In fact, Chicken Corner did hear that the church purchased full-grown palms of some variety. Probably thought they would look groovier than ficus. But word is the church won't be able to plant those palms in front of the building because they broke the law in tearing out shade trees -- without a permit -- and so they will have to replace the trees they killed with specimens of urban-forestry-approved shade-and-oxygen-creating variety. Not palms.
Coming soon: saplings in front of Foursquare.
A constructive approach to demolitions: Tonight, the neighborhood council will hold a special meeting to consider the spate of teardowns in Echo Park and surrounding communities.
Stop the unpermitted deconstructivists who think they can act with impunity. Or at least consider the rules of engagement.
Planning and land use meeting: Thursday, May 3, 2007; Logan Street Elementary School, Auditorium, 6:30 PM; 1711 Montana St. (behind Walgreens), Los Angeles, CA 90026.
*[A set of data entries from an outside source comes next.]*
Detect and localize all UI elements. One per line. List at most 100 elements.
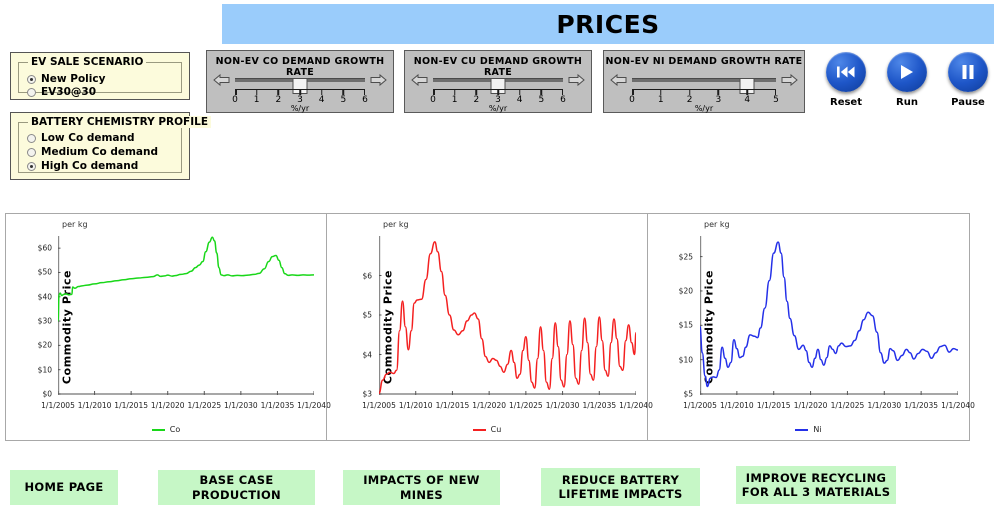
chart-cobalt-price: Commodity Price per kg Co $0 $10 $20 $30 $40… xyxy=(6,214,331,440)
legend-label: Ni xyxy=(813,425,822,434)
chart-y-tick-label: $15 xyxy=(678,320,693,330)
radio-label: High Co demand xyxy=(41,160,139,172)
radio-medium-co-demand[interactable]: Medium Co demand xyxy=(27,146,158,158)
chart-y-tick-label: $4 xyxy=(362,350,372,359)
nav-button-label-line1: IMPROVE RECYCLING xyxy=(745,470,887,485)
chart-plot-area xyxy=(58,236,314,395)
radio-new-policy[interactable]: New Policy xyxy=(27,73,105,85)
nav-button-reduce-battery-lifetime-impacts[interactable]: REDUCE BATTERY LIFETIME IMPACTS xyxy=(541,468,700,506)
chart-x-tick-label: 1/1/2035 xyxy=(260,401,295,410)
chart-x-tick-label: 1/1/2005 xyxy=(41,401,75,410)
chart-y-tick-label: $25 xyxy=(678,252,693,262)
radio-indicator-icon[interactable] xyxy=(27,87,36,97)
radio-ev30at30[interactable]: EV30@30 xyxy=(27,86,96,98)
radio-indicator-icon[interactable] xyxy=(27,133,36,143)
slider-panel-non-ev-ni[interactable]: NON-EV NI DEMAND GROWTH RATE 012345 %/yr xyxy=(603,50,805,113)
reset-button-circle[interactable] xyxy=(826,52,866,92)
chart-y-tick-label: $0 xyxy=(42,389,52,399)
radio-indicator-icon[interactable] xyxy=(27,74,36,84)
chart-x-tick-label: 1/1/2035 xyxy=(904,401,938,410)
run-button-circle[interactable] xyxy=(887,52,927,92)
radio-label: Medium Co demand xyxy=(41,146,158,158)
slider-right-arrow-icon[interactable] xyxy=(781,73,798,87)
radio-high-co-demand[interactable]: High Co demand xyxy=(27,160,138,172)
chart-x-tick-label: 1/1/2025 xyxy=(830,401,865,410)
chart-y-tick-label: $5 xyxy=(683,389,693,399)
slider-track-row[interactable] xyxy=(610,72,798,94)
nav-button-home-page[interactable]: HOME PAGE xyxy=(10,470,118,505)
chart-x-tick-label: 1/1/2040 xyxy=(941,401,975,410)
run-button[interactable]: Run xyxy=(879,52,935,108)
slider-track-row[interactable] xyxy=(213,72,387,94)
chart-x-tick-label: 1/1/2030 xyxy=(224,401,258,410)
chart-y-tick-label: $5 xyxy=(362,310,372,320)
slider-track[interactable] xyxy=(632,78,776,94)
radio-indicator-icon[interactable] xyxy=(27,147,36,157)
reset-button-label: Reset xyxy=(830,97,862,108)
chart-x-tick-label: 1/1/2010 xyxy=(720,401,754,410)
pause-icon xyxy=(962,65,974,79)
chart-x-tick-label: 1/1/2015 xyxy=(435,401,470,410)
nav-button-label: IMPACTS OF NEW MINES xyxy=(363,473,480,502)
chart-unit-note: per kg xyxy=(704,220,730,229)
chart-y-tick-label: $40 xyxy=(37,292,52,302)
play-icon xyxy=(901,65,913,79)
chart-legend: Co xyxy=(6,425,326,434)
radio-indicator-icon[interactable] xyxy=(27,161,36,171)
chart-x-tick-label: 1/1/2020 xyxy=(150,401,185,410)
nav-button-label-line2: FOR ALL 3 MATERIALS xyxy=(741,485,891,499)
reset-button[interactable]: Reset xyxy=(818,52,874,108)
chart-y-tick-label: $6 xyxy=(362,271,372,280)
slider-track-row[interactable] xyxy=(411,72,585,94)
slider-panel-non-ev-cu[interactable]: NON-EV CU DEMAND GROWTH RATE 0123456 %/y… xyxy=(404,50,592,113)
chart-y-tick-label: $50 xyxy=(37,267,52,277)
chart-x-tick-label: 1/1/2020 xyxy=(472,401,506,410)
page-title: PRICES xyxy=(556,9,660,39)
radio-low-co-demand[interactable]: Low Co demand xyxy=(27,132,135,144)
chart-x-tick-label: 1/1/2005 xyxy=(683,401,717,410)
chart-x-tick-label: 1/1/2005 xyxy=(362,401,396,410)
pause-button-circle[interactable] xyxy=(948,52,988,92)
chart-plot-area xyxy=(379,236,636,395)
slider-left-arrow-icon[interactable] xyxy=(610,73,627,87)
slider-track[interactable] xyxy=(433,78,563,94)
chart-x-tick-label: 1/1/2035 xyxy=(582,401,617,410)
slider-unit: %/yr xyxy=(488,104,508,113)
slider-left-arrow-icon[interactable] xyxy=(213,73,230,87)
chart-copper-price: Commodity Price per kg Cu $3 $4 $5 $6 1/1/20… xyxy=(326,214,653,440)
slider-right-arrow-icon[interactable] xyxy=(568,73,585,87)
battery-chemistry-profile-group: BATTERY CHEMISTRY PROFILE Low Co demand … xyxy=(10,112,211,180)
chart-y-tick-label: $30 xyxy=(37,316,52,326)
chart-x-tick-label: 1/1/2010 xyxy=(398,401,433,410)
chart-legend: Ni xyxy=(648,425,969,434)
slider-panel-non-ev-co[interactable]: NON-EV CO DEMAND GROWTH RATE 0123456 %/y… xyxy=(206,50,394,113)
battery-chemistry-profile-frame: BATTERY CHEMISTRY PROFILE Low Co demand … xyxy=(18,116,211,173)
legend-label: Cu xyxy=(490,425,502,434)
chart-x-tick-label: 1/1/2015 xyxy=(114,401,148,410)
pause-button[interactable]: Pause xyxy=(940,52,996,108)
chart-x-tick-label: 1/1/2020 xyxy=(793,401,828,410)
slider-right-arrow-icon[interactable] xyxy=(370,73,387,87)
legend-swatch xyxy=(472,428,486,431)
chart-series-line xyxy=(700,241,958,388)
chart-y-tick-label: $10 xyxy=(37,365,52,375)
radio-label: EV30@30 xyxy=(41,86,97,98)
ev-sale-scenario-legend: EV SALE SCENARIO xyxy=(28,56,147,68)
nav-button-label: BASE CASE PRODUCTION xyxy=(192,473,281,502)
ev-sale-scenario-group: EV SALE SCENARIO New Policy EV30@30 xyxy=(10,52,190,100)
chart-unit-note: per kg xyxy=(383,220,409,229)
app-root: PRICES EV SALE SCENARIO New Policy EV30@… xyxy=(0,0,999,512)
slider-track[interactable] xyxy=(235,78,365,94)
legend-swatch xyxy=(795,428,809,431)
chart-x-tick-label: 1/1/2010 xyxy=(77,401,112,410)
chart-svg xyxy=(700,236,958,395)
slider-left-arrow-icon[interactable] xyxy=(411,73,428,87)
slider-unit: %/yr xyxy=(290,104,310,113)
ev-sale-scenario-frame: EV SALE SCENARIO New Policy EV30@30 xyxy=(18,56,182,98)
nav-button-improve-recycling-all-3-materials[interactable]: IMPROVE RECYCLING FOR ALL 3 MATERIALS xyxy=(736,466,896,504)
run-button-label: Run xyxy=(896,97,918,108)
nav-button-impacts-of-new-mines[interactable]: IMPACTS OF NEW MINES xyxy=(343,470,500,505)
chart-x-tick-label: 1/1/2025 xyxy=(187,401,222,410)
chart-series-line xyxy=(58,236,314,322)
nav-button-base-case-production[interactable]: BASE CASE PRODUCTION xyxy=(158,470,315,505)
Speaking of scorched earth, the Downtown News editorializes on the LAUSD's big foot behavior with regard to communities. Story makes reference to the 9A situation in Echo Park, deploring the district's bully tactics.
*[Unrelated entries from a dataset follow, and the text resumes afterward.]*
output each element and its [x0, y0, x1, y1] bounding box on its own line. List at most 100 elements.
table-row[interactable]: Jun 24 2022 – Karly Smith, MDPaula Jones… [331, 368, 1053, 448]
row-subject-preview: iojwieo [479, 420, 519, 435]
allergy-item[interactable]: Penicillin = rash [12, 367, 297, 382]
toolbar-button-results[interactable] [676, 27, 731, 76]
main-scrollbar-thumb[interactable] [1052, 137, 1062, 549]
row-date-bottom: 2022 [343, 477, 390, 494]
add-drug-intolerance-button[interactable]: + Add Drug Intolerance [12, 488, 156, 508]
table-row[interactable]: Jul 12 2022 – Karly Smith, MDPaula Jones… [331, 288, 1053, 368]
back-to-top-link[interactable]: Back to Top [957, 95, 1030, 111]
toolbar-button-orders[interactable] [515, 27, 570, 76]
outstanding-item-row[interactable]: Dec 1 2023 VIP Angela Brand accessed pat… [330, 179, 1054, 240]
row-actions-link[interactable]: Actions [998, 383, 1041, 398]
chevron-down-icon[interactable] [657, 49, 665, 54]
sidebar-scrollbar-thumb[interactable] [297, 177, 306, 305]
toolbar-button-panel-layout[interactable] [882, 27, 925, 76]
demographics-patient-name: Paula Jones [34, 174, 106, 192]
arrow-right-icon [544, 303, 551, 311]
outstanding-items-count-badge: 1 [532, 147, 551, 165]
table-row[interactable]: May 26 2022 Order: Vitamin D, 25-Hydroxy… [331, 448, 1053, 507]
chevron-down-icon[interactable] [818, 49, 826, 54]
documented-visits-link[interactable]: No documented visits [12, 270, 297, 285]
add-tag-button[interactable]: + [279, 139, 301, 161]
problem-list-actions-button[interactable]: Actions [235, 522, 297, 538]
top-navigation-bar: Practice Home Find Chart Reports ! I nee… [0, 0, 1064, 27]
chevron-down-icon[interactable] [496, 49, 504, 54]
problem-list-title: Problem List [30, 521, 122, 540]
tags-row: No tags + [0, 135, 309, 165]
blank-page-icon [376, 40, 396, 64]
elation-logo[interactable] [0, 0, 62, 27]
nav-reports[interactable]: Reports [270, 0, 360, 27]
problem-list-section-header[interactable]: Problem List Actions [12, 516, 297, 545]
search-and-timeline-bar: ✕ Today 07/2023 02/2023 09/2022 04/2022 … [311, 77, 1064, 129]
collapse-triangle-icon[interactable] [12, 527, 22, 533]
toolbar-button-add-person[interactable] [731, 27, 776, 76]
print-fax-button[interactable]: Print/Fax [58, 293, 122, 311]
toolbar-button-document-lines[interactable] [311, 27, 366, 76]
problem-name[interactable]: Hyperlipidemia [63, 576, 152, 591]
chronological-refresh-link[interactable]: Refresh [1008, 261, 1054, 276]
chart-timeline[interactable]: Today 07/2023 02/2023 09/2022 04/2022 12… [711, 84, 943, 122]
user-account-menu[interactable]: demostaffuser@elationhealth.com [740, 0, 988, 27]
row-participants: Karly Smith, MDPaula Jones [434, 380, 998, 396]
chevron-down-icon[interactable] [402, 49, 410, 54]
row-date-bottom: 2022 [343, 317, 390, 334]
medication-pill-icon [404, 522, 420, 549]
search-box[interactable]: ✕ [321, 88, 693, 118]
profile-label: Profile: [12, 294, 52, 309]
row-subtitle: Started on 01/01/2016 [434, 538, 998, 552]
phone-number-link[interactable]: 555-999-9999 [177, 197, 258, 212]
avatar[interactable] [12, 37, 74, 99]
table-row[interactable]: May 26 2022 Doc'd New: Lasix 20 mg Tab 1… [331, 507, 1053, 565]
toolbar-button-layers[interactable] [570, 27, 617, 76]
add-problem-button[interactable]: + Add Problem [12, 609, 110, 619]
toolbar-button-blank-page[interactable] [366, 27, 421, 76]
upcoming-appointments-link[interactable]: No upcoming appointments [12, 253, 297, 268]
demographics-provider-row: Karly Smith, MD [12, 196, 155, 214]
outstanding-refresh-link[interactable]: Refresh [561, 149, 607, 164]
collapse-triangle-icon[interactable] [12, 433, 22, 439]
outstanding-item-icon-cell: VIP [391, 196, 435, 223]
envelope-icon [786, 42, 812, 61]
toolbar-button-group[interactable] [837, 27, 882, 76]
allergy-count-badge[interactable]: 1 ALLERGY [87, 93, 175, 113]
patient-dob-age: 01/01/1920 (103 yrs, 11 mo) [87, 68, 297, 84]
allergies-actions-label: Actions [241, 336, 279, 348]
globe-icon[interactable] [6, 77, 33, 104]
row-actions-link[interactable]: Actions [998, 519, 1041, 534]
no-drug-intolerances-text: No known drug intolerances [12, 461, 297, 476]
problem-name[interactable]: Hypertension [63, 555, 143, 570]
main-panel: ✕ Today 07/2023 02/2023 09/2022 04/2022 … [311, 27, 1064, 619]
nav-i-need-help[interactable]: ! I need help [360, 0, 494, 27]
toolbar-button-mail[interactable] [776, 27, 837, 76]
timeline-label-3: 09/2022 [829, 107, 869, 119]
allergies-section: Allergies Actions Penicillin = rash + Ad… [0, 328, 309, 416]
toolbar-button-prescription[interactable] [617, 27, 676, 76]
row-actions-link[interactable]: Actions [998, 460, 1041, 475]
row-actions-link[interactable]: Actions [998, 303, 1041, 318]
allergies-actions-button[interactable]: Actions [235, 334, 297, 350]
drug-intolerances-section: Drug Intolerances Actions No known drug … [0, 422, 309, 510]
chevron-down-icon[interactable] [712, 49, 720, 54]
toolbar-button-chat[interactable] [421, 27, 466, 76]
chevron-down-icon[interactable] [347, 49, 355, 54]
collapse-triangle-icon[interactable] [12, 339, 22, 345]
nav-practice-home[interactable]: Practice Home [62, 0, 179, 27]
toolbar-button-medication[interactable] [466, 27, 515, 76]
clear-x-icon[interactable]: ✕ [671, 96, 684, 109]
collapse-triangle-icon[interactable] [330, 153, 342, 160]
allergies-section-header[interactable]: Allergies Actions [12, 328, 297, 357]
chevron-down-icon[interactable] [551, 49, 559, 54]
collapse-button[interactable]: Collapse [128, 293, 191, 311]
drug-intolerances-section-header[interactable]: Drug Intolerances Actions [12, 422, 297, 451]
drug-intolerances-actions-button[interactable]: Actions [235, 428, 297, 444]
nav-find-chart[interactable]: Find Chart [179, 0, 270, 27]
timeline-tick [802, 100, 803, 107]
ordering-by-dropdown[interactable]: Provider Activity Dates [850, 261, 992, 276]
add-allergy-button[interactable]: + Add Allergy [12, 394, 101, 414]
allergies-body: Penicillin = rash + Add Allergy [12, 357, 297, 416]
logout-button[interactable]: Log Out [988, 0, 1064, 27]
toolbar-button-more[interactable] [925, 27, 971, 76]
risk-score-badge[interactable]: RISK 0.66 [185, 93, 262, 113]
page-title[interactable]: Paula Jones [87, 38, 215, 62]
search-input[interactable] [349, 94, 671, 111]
Echo Park crashes Silver Lake film festival with One Night With You, a film made by Joe D'Augustine -- guardian of Lucy the wolf dog and avid neighborhood historian. He's also my friend and neighbor and a man who likes pizza so much he built his own outdoor oven. Did I mention that Joe and his wife, Heather, grow their own shiraz grapes on an Echo Park hillside? I think I did. Emanuel Levy describes One Night With You as follows:
In this hip, offbeat flick, shot mainly in and around Echo Park, Jake Tarlow (Mark Boone Junior) is a down on his luck hustler who is trying to make enough dough to pay off his bookie. All he has to do is locate the reclusive and eccentric author Hunter Burnell, played with equal parts style, insanity and humor by Michael Parks, and bring him in to sign a deal for one of his books. Jake enlists the help of his friend Eddie (Jake La Botz,), who is completely obsessed with the Black Dahlia, to track him down. Then comes the problem of keeping him under control long enough to get him to the meeting, which quickly proves impossible. What follows is a hilarious wild goose chase through the streets of Los Angeles, with Jake and Eddie following a false trail to Hunter, who is busy having the time of his life with hookers, cocaine and bar fights. This film, a combination of film noir and physical comedy, is a fun romp through some of the Eastside's hot spots with a fantastic soundtrack featuring contributions from two Italian film music masters, Alessandro Alessandroni and Antonello Vannucchi.
I'd like to thank Joe -- who directed and wrote this film (and certainly claims other above-the-line credits as well) -- for not trying to steal any neighborhood parks while he made this film.